The report (http://media.clemson.edu/bot/documents/clemsonhistoryTF-final-020416.pdf) recommends short-, medium- and long-term strategies based on input solicited and received from faculty, staff, students, alumni and other key community stakeholders throughout fall 2015.

The process began with the launch of a dedicated website where members of the Clemson family and community had an opportunity to submit their opinions and feedback, and almost 200 submissions were received. In addition to comments submitted through the website and through hard copy letters, members of the task force and administration held a series of in-person meetings with key stakeholders including the Faculty Senate, Alumni Association, Clemson Black Alumni Council, Board of Visitors, University Foundation, Diversity Advisory Council, Faculty Senate, Graduate Student Government, Staff Senate, Undergraduate Student Government, the university’s history department and university history experts.

According to the report, the following recommendations are intended to tell the complete, though imperfect, story of Clemson — beyond renaming historical campus buildings, such as Tillman Hall, in which the authority rests solely with the South Carolina General Assembly.

Among the task force’s recommendations are:

  • Updating biographies of founders and other historical figures
  • Placing more historical markers across campus
  • Improving signage on historical buildings
  • Creating a dedicated history website and social media accounts
  • Establishing a Clemson history week
  • Developing an elective course on Clemson’s history
  • Establishing a center or museum dedicated to university history and culture

“We are extremely grateful to everyone who participated in this process and offered their ideas and insights,” said task force chair David H. Wilkins. “The input has been thoughtful and substantive, and these recommendations are ambitious yet achievable… meaningful yet practical.”
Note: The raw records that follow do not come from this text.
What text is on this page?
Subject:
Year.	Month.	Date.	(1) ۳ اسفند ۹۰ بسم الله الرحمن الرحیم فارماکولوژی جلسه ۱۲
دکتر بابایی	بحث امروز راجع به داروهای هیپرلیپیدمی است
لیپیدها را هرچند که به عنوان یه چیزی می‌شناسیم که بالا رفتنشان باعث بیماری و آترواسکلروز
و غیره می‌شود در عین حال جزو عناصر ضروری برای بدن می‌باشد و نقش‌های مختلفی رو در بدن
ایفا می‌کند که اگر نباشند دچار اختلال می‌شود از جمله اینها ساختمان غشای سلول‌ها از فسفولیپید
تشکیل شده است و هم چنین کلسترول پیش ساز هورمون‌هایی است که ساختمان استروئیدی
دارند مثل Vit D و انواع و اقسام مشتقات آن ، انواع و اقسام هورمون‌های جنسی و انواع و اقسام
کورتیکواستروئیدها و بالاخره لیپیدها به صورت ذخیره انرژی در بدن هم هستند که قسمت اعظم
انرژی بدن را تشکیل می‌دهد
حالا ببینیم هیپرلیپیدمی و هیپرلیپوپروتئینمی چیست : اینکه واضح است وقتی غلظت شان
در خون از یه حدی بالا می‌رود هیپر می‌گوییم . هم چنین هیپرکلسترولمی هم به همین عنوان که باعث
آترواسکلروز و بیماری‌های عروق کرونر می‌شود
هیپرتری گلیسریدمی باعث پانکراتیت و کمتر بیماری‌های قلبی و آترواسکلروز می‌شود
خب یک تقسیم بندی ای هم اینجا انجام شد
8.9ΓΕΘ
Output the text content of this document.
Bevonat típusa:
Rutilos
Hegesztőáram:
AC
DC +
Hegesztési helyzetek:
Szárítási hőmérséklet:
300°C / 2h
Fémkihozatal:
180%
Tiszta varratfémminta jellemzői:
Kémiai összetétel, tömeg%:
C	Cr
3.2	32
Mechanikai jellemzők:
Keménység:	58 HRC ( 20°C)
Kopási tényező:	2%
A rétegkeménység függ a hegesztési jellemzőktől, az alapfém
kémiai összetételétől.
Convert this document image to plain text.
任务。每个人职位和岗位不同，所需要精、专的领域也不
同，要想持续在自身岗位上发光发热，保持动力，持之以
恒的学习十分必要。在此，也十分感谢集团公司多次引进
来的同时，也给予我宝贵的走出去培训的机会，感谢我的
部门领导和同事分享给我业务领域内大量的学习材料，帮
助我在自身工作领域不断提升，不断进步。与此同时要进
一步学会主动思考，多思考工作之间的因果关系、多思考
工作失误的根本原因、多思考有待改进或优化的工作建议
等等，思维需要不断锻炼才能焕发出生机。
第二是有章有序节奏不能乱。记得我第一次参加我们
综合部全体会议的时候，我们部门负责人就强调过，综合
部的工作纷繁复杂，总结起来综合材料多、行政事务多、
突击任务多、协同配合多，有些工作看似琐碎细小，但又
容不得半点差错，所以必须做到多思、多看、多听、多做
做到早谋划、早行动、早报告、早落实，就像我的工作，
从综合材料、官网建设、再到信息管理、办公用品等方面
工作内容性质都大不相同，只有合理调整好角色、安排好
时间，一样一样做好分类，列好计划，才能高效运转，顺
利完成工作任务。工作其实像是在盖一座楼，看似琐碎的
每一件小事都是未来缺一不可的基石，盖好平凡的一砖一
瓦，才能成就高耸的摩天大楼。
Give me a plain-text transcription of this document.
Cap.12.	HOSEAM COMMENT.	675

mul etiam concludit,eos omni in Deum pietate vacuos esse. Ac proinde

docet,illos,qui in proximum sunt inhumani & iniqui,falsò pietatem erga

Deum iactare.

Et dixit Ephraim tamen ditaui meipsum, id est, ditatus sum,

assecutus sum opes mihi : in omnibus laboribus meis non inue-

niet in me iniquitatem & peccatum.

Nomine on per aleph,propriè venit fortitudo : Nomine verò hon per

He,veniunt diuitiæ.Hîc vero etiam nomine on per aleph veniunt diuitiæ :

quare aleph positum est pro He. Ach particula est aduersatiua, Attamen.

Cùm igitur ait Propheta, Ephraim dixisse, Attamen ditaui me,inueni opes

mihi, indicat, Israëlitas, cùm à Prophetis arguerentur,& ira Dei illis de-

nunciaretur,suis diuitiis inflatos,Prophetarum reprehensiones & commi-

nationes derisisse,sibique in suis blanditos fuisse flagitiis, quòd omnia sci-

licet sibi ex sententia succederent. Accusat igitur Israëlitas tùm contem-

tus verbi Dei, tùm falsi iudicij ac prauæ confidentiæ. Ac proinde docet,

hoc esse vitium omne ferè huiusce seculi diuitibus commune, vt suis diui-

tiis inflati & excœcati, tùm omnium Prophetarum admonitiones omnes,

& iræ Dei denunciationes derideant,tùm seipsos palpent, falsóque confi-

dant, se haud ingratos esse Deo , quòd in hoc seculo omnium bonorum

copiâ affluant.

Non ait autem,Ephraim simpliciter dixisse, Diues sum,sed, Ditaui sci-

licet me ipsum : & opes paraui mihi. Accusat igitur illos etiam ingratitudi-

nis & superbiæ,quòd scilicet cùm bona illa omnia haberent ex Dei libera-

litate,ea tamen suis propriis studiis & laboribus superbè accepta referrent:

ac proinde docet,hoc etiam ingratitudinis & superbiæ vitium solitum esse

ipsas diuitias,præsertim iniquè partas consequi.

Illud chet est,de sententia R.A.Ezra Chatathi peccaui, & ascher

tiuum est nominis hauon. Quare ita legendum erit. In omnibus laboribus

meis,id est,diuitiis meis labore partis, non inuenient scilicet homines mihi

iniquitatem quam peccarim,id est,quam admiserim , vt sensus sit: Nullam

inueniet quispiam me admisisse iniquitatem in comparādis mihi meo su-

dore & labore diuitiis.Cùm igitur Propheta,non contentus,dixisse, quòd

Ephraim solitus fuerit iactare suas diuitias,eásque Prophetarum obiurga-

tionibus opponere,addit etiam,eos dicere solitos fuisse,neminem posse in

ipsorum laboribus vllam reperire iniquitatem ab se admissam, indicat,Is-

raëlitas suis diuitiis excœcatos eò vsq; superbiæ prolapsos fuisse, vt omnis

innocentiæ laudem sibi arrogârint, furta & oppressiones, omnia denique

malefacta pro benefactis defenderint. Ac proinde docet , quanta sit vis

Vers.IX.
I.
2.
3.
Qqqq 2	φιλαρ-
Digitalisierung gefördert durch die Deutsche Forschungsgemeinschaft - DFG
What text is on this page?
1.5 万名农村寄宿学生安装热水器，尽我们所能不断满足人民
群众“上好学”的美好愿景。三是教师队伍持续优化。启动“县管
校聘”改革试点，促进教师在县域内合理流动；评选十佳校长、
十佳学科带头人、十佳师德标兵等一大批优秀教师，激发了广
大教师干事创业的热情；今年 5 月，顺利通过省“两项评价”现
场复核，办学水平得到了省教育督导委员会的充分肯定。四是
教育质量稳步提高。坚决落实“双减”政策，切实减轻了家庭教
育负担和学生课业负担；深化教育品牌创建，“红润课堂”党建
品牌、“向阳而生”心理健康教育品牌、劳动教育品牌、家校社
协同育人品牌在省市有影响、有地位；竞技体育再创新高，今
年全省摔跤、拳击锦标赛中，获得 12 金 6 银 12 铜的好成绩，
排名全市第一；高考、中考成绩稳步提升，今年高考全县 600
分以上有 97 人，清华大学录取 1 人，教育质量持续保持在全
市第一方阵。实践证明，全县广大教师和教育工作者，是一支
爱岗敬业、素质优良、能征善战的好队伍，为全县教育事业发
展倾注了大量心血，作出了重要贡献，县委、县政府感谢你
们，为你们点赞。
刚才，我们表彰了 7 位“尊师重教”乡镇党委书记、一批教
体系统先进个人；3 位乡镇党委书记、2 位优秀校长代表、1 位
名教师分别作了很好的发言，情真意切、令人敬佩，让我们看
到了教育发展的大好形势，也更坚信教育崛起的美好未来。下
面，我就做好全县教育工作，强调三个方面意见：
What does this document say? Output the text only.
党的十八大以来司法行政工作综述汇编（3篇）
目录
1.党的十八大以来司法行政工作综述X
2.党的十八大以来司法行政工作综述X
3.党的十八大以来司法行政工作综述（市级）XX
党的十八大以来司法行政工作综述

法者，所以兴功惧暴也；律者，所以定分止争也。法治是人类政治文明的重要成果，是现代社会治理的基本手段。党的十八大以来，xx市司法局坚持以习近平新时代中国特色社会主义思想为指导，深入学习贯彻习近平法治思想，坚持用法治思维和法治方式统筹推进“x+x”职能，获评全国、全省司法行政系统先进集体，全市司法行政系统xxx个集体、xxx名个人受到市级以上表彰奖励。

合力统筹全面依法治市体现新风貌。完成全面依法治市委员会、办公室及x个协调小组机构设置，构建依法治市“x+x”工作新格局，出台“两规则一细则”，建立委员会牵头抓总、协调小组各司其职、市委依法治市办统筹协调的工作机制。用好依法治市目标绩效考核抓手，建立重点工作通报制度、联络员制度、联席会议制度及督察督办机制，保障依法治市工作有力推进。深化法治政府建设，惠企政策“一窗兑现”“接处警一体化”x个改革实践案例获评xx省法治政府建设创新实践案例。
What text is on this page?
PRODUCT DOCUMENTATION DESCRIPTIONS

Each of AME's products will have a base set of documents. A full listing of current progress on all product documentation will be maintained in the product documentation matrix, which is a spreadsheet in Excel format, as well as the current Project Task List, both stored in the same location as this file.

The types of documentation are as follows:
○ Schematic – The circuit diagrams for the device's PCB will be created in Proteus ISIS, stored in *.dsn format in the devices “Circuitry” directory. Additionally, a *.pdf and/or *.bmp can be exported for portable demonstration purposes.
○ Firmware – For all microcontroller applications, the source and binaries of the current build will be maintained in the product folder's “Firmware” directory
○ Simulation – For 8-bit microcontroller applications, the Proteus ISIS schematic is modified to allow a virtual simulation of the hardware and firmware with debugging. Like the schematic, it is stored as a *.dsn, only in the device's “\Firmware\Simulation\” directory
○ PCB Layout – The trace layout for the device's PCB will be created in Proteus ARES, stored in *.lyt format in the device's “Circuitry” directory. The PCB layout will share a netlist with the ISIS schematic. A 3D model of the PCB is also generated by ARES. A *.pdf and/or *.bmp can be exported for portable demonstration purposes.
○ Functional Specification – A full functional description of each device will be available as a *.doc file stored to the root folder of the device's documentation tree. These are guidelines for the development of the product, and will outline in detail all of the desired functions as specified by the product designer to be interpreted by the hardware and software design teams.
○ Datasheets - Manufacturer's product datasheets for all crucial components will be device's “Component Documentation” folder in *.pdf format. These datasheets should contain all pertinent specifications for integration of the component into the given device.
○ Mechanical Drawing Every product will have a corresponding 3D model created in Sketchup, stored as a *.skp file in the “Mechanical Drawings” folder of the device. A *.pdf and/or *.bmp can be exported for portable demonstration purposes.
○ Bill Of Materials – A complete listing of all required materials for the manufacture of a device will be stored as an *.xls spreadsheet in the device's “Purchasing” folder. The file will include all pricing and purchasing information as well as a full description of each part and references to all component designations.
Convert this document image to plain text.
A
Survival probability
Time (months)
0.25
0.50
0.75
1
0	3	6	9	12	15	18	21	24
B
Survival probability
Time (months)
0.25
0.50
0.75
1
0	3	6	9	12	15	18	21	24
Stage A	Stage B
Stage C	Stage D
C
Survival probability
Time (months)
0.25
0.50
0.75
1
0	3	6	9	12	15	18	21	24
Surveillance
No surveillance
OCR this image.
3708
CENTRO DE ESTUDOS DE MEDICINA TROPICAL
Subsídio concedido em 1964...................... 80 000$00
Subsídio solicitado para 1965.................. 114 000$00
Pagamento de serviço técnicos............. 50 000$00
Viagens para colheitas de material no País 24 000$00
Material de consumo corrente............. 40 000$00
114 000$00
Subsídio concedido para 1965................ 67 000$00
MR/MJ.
Smyth McKissick, chairman of the Clemson board, called the work of the task force “important and transformative.” McKissick continued, “I believe it will continue to serve Clemson for generations to come.”

McKissick noted that while these recommendations mark the end of task force’s work, “This is only the beginning — not the end — of the process to tell the complete history of Clemson University.”

Responsibility for implementation now falls to university President James P. Clements, with the board maintaining final authority through regular updates and approvals of specific projects.

“We look forward to getting started and turning these ideas into reality,” Clements said. “We will continue to engage students, faculty, staff and other stakeholders in specific projects going forward.”